The exception: Drupal Entity classes (in Entity/) necessarily depend on
Drupal's Entity API. This is a pragmatic compromise — Drupal entities are both
domain objects and persistence objects. Enrich them with behavior, but keep
complex business logic in separate domain classes when possible.
Anti-Patterns to Avoid
1. Anemic Domain Model
Symptom: Entities are data bags with getters/setters. All logic lives in
services, hooks, or form handlers.
$order->set('status', 'accepted');
$order->set('updated', new \DateTimeImmutable());
$order->save();
$order->accept();
2. Fat Controllers / Fat Hooks
Symptom: Controllers or hook implementations contain 50+ lines of business
logic, entity queries, and conditional branching.
Fix: Extract to an Application Service that orchestrates domain operations.
The controller just calls the service and returns a response.
3. Primitive Obsession
Symptom: Passing string $email, float $amount, string $currency_code
everywhere instead of typed Value Objects.
Fix: Create EmailAddress, Money, CurrencyCode value objects that
self-validate on construction. Invalid values can't exist.

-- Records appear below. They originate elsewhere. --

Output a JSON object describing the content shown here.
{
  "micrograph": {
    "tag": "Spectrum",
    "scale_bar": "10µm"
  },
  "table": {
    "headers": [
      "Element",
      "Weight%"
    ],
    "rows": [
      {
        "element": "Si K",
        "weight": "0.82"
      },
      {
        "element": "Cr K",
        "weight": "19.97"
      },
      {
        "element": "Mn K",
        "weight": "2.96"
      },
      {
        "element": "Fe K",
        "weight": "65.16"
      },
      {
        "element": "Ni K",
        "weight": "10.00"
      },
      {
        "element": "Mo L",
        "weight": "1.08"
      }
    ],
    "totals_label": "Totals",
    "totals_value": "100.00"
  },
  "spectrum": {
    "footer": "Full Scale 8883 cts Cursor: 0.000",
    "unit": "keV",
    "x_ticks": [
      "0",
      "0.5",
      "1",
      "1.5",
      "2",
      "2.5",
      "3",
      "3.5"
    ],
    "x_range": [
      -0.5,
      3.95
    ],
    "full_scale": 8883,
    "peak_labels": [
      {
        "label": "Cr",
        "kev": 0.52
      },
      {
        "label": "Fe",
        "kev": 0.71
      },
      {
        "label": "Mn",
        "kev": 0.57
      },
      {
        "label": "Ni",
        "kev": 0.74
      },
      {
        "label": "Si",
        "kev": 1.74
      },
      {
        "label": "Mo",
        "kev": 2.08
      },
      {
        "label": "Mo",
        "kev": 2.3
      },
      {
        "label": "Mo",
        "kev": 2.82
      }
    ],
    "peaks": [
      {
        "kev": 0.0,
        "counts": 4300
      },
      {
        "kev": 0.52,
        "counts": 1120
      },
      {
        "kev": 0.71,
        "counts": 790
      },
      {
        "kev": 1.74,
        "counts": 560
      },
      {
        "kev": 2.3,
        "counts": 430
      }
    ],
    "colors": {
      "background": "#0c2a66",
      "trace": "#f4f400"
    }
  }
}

4. Shared Database / Shared Kernel Creep
Symptom: Module A directly queries Module B's database tables or reaches
into its entity storage.
Fix: Module B exposes a service interface. Module A injects and calls that
interface. If the integration is with an external system, use an
Anti-Corruption Layer.
5. Event Handlers with Business Logic
Symptom: An event subscriber contains complex business rules instead of
simply reacting to an event.
Fix: The event subscriber should delegate to a Domain Service or
Application Service. It's a thin dispatcher, not a business logic container.